When the sequel picks up four years later, Michael is still having sweat nightmares about the Bodyguard of the Year Awards (the Oscars of kevlar) and seeing a therapist who’s very sick of his whining; she orders him to take a sabbatical from work and the weapons it requires, if only so that he’ll get the hell out of her office. It takes less than one scene to remember how ill-suited Reynolds is to the role of a nerdy headcase who can’t enjoy being hot and rich because he’s sad that he doesn’t have anyone to protect. Mildly amusing as it can be to watch Jackson emasculate him from 100 minutes on end, Reynolds needs a degree of cockiness to backstop his signature sarcasm, and so much of what his character does here feels like watching him strain for some muddled compromise between an assassin and an actuary.
Of course, when a comic actor like Reynolds is cast as the straight man, his co-stars have to go to great extremes if they want to function as proper foils.

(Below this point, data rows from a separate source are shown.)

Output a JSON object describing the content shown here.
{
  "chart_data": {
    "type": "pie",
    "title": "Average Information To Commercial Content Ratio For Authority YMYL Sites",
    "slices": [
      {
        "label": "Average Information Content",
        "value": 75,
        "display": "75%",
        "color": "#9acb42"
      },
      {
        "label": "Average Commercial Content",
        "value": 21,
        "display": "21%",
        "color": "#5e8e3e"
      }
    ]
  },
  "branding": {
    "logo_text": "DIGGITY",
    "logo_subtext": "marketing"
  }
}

To borrow some dated internet parlance that’s already been sucked dry of its coolness by corporate Twitter accounts: Salma Hayek definitely understood the assignment. Reprising her wacky role as Darius’ devoted wife and ratcheting things way the hell up now that she doesn’t have to spend the whole movie locked in a cell at The Hague, Hayek plays Sonia Kincaid as a foul-mouthed sociopath with an itchy trigger-finger and a maternal drive even bigger than her breasts (which serve as their own plot point, several times over).

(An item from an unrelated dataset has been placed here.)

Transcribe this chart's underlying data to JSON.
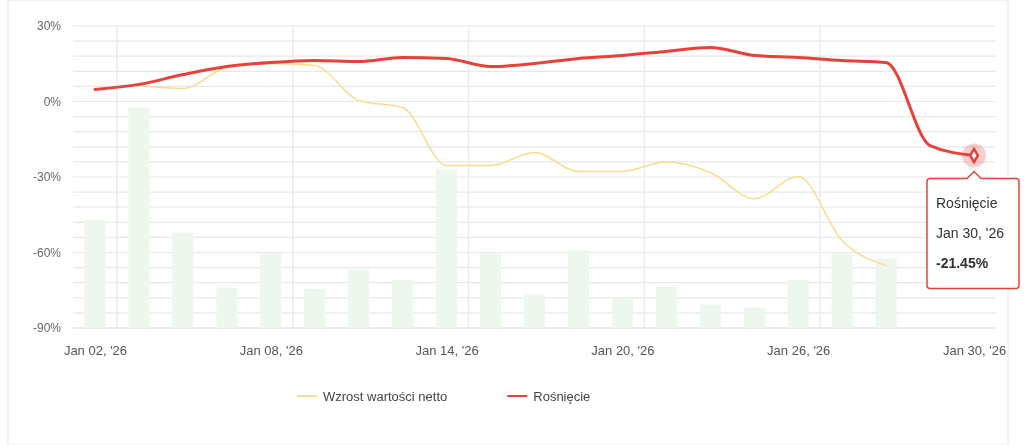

It’s nothing she hasn’t done before, but her performance is over the top in a way that helps lift the entire movie toward the heightened reality of its cartoon world — especially valuable in a film that’s shot with all the style of a “Burn Notice” episode, even if its plethora of Italian locations lend it the sense of place that modern blockbusters tend to lose underneath a layer of CGI muck. There simply isn’t anyone else on Earth who can deliver a line like “I’m gonna put on a strap-on and fuck your dreams until they become nightmares” with such effortless grace, and Hayek leans into the ridiculousness of it all with the same energy. It’s almost touching to watch the 54-year-old actress own her sexuality so completely that Sonia’s age is only referenced in terms of her fertility, and even more so to see her ground this ridiculous movie in certain biological realities without ever capitulating to them.

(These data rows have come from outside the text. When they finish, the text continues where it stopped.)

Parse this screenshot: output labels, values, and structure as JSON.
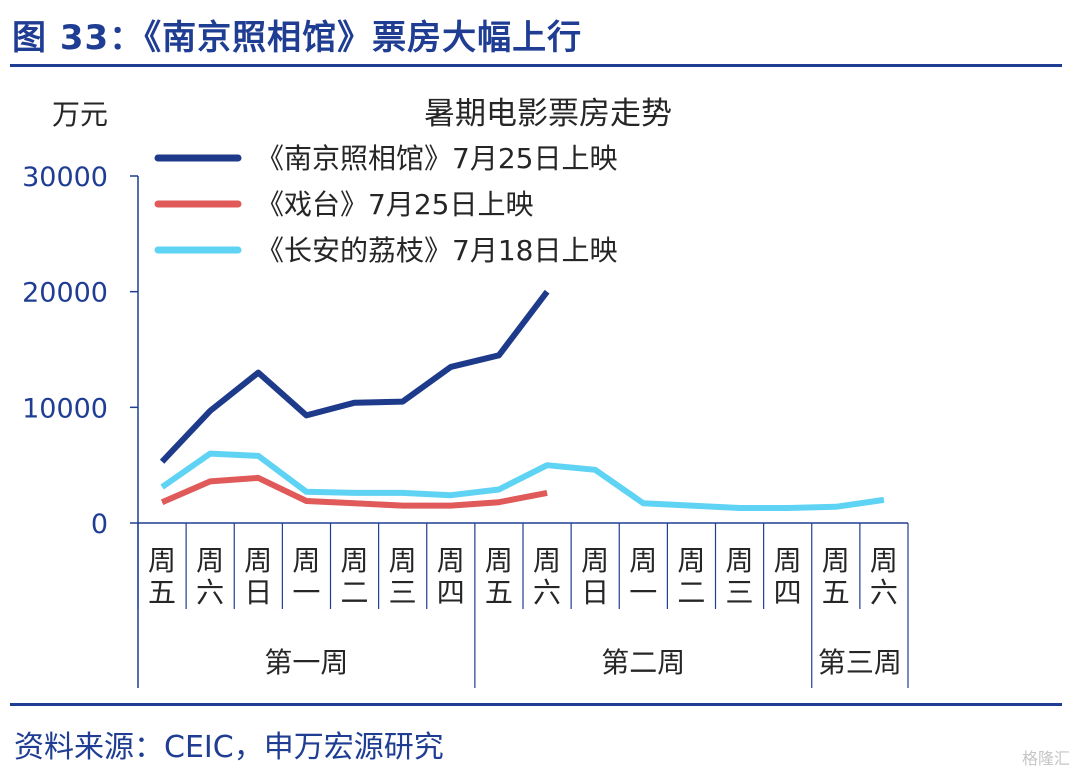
{
  "figure": {
    "title": "图 33：《南京照相馆》票房大幅上行",
    "source": "资料来源：CEIC，申万宏源研究",
    "watermark": "格隆汇"
  },
  "colors": {
    "brand": "#1f3d93",
    "axis": "#1f3d93",
    "text": "#262626",
    "series": [
      "#1e3a8a",
      "#e05a5a",
      "#5fd3f3"
    ]
  },
  "chart_data": {
    "type": "line",
    "title": "暑期电影票房走势",
    "ylabel": "万元",
    "xlabel": "",
    "ylim": [
      0,
      30000
    ],
    "yticks": [
      0,
      10000,
      20000,
      30000
    ],
    "grid": false,
    "legend_position": "top-left",
    "categories": [
      "周五",
      "周六",
      "周日",
      "周一",
      "周二",
      "周三",
      "周四",
      "周五",
      "周六",
      "周日",
      "周一",
      "周二",
      "周三",
      "周四",
      "周五",
      "周六"
    ],
    "groups": [
      {
        "label": "第一周",
        "start": 0,
        "end": 6
      },
      {
        "label": "第二周",
        "start": 7,
        "end": 13
      },
      {
        "label": "第三周",
        "start": 14,
        "end": 15
      }
    ],
    "series": [
      {
        "name": "《南京照相馆》7月25日上映",
        "values": [
          5300,
          9700,
          13000,
          9300,
          10400,
          10500,
          13500,
          14500,
          20000,
          null,
          null,
          null,
          null,
          null,
          null,
          null
        ]
      },
      {
        "name": "《戏台》7月25日上映",
        "values": [
          1800,
          3600,
          3900,
          1900,
          1700,
          1500,
          1500,
          1800,
          2600,
          null,
          null,
          null,
          null,
          null,
          null,
          null
        ]
      },
      {
        "name": "《长安的荔枝》7月18日上映",
        "values": [
          3100,
          6000,
          5800,
          2700,
          2600,
          2600,
          2400,
          2900,
          5000,
          4600,
          1700,
          1500,
          1300,
          1300,
          1400,
          2000
        ]
      }
    ]
  }
}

At the very least, Sonia’s desire for a child is easier to believe than Michael’s desire for a father, as the generally fleet-footed “Hitman’s Wife’s Bodyguard” slams to a halt when the daddy issues take hold (if you don’t already know who plays Bryce Sr., you’re in for a big surprise). Other detours fall similarly flat — Frank Grillo is wasted as an American Interpol agent who’s inexplicably desperate to be reassigned to Boston — but the film is held together by the centrifugal force of watching its famous cast bounce around Europe and shoot anyone who gets in their way.
Terrible green screen, globs of digital blood, and record-scratch sound effects in place of actual jokes are only potholes along the road for a summer movie that knows what it is, and is slightly less afraid to embrace that than its previous iteration was. If “what it is” would be unsatisfying in a more creative era of popcorn cinema, well, not even the finest bodyguard in the world can protect us from the threat of mediocrity.